My thoughts on using regions in C#

Coding practices are such a divisive topic in any software team. Each of us will have our own preferences. But when we are in a team we need to bend our preferences a little, to accommodate the generally accepted coding practices of that team.

Everyone will not agree on particular coding practice, but it’s important to discuss with your team and decide on a common approach to protect the team harmony.

Still there are some coding preferences people may feel strongly about. For me the use of #region is one of those things. Regions are a way to make your code collapsible in the editor. It’s basically a named hint you place in C# or VB.NET code to set a folding point.

The people who defend the regions say “It helps me organize the code”. This answer drives me crazy “Really?? It helps you organize??”.

Regions doesn’t organize your code; it helps you hide disorganized code.
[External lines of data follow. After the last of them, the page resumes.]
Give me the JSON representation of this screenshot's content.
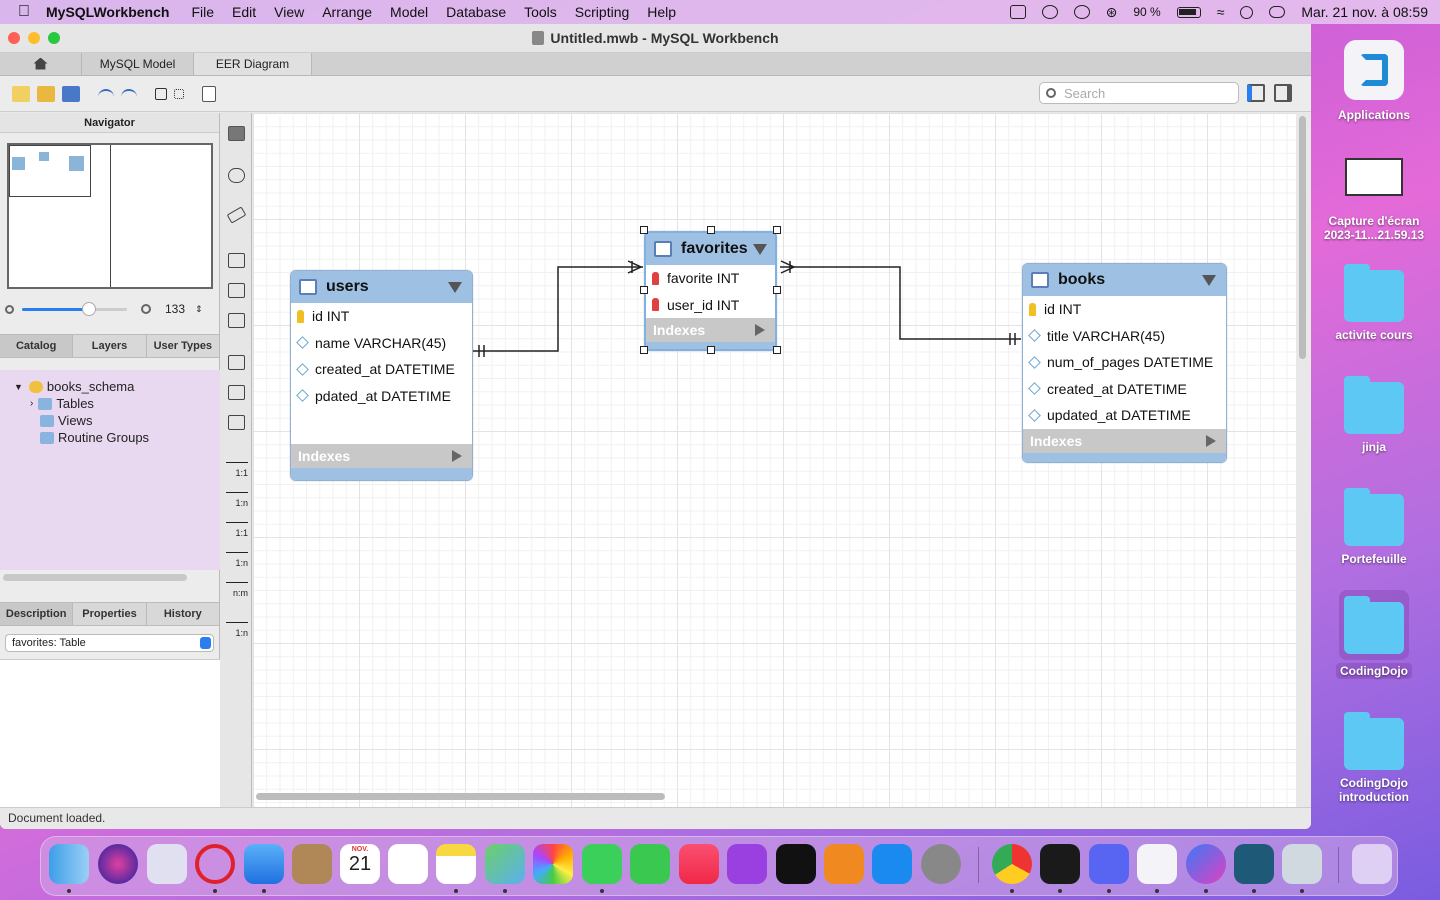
{
  "menubar": {
    "app": "MySQLWorkbench",
    "items": [
      "File",
      "Edit",
      "View",
      "Arrange",
      "Model",
      "Database",
      "Tools",
      "Scripting",
      "Help"
    ],
    "battery": "90 %",
    "datetime": "Mar. 21 nov. à  08:59"
  },
  "window": {
    "title": "Untitled.mwb - MySQL Workbench",
    "tabs": [
      "MySQL Model",
      "EER Diagram"
    ],
    "search_placeholder": "Search",
    "status": "Document loaded."
  },
  "navigator": {
    "title": "Navigator",
    "zoom": "133"
  },
  "left_tabs": [
    "Catalog",
    "Layers",
    "User Types"
  ],
  "tree": {
    "schema": "books_schema",
    "children": [
      "Tables",
      "Views",
      "Routine Groups"
    ]
  },
  "bottom_tabs": [
    "Description",
    "Properties",
    "History"
  ],
  "selection": "favorites: Table",
  "relationship_tools": [
    "1:1",
    "1:n",
    "1:1",
    "1:n",
    "n:m",
    "1:n"
  ],
  "tables": {
    "users": {
      "name": "users",
      "columns": [
        "id INT",
        "name VARCHAR(45)",
        "created_at DATETIME",
        "pdated_at DATETIME"
      ],
      "indexes": "Indexes"
    },
    "favorites": {
      "name": "favorites",
      "columns": [
        "favorite INT",
        "user_id INT"
      ],
      "indexes": "Indexes"
    },
    "books": {
      "name": "books",
      "columns": [
        "id INT",
        "title VARCHAR(45)",
        "num_of_pages DATETIME",
        "created_at DATETIME",
        "updated_at DATETIME"
      ],
      "indexes": "Indexes"
    }
  },
  "dock": {
    "calendar_month": "NOV.",
    "calendar_day": "21"
  },
  "desktop": [
    "Applications",
    "Capture d'écran 2023-11...21.59.13",
    "activite cours",
    "jinja",
    "Portefeuille",
    "CodingDojo",
    "CodingDojo introduction"
  ],
  "colors": {
    "table_header": "#9ec0e3",
    "accent": "#2a7ff0"
  }
}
You can think of regions as putting Band-Aid on a cancer wound. Of Course Band-Aid may help in hiding the wound. But that is not going to cure the cancer. Classes, Namespaces and Libraries organizes the code not these pointless little regions. In my view regions can contribute to code smells like long methods, god object etc.
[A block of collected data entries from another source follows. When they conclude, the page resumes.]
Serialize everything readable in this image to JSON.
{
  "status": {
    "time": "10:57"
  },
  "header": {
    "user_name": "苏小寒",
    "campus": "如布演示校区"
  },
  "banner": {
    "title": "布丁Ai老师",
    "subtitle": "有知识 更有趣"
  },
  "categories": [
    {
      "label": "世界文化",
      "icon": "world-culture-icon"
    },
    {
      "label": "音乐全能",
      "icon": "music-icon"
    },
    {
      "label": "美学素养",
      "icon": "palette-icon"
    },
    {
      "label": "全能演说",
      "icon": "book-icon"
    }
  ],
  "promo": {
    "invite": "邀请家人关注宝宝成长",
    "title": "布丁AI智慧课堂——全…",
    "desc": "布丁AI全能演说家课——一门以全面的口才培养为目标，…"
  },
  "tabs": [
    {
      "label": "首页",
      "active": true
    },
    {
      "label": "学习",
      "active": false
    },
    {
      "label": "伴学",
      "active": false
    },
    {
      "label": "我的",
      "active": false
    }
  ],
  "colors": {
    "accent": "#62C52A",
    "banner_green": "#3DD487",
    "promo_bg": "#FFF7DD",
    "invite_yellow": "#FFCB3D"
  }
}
Below are the down sides of region

  • Regions are just glorified comments. It has zero meaning to the compiler
  • Bad codes are usually hidden under regions. People tend to abuse the feature mostly to hide their own shortcomings
  • It’s not readable. By default, VS hides the code under region. Of course you can change that behavior in the options but then comes the question why do you put it in the first place if you don’t want the folding.
  • The Single Responsbility Principle suggests that any unit should have one task and one task only. The fact that you put regions indicates that you are having multiple responsibilities in that module

Is there a good use for regions?

No. The only reason it’s still there is because of the legacy usage. It would be impossible to remove them without breaking the existing code bases.

The fact that the language or the IDE supports a feature doesn’t mean that it should be used daily.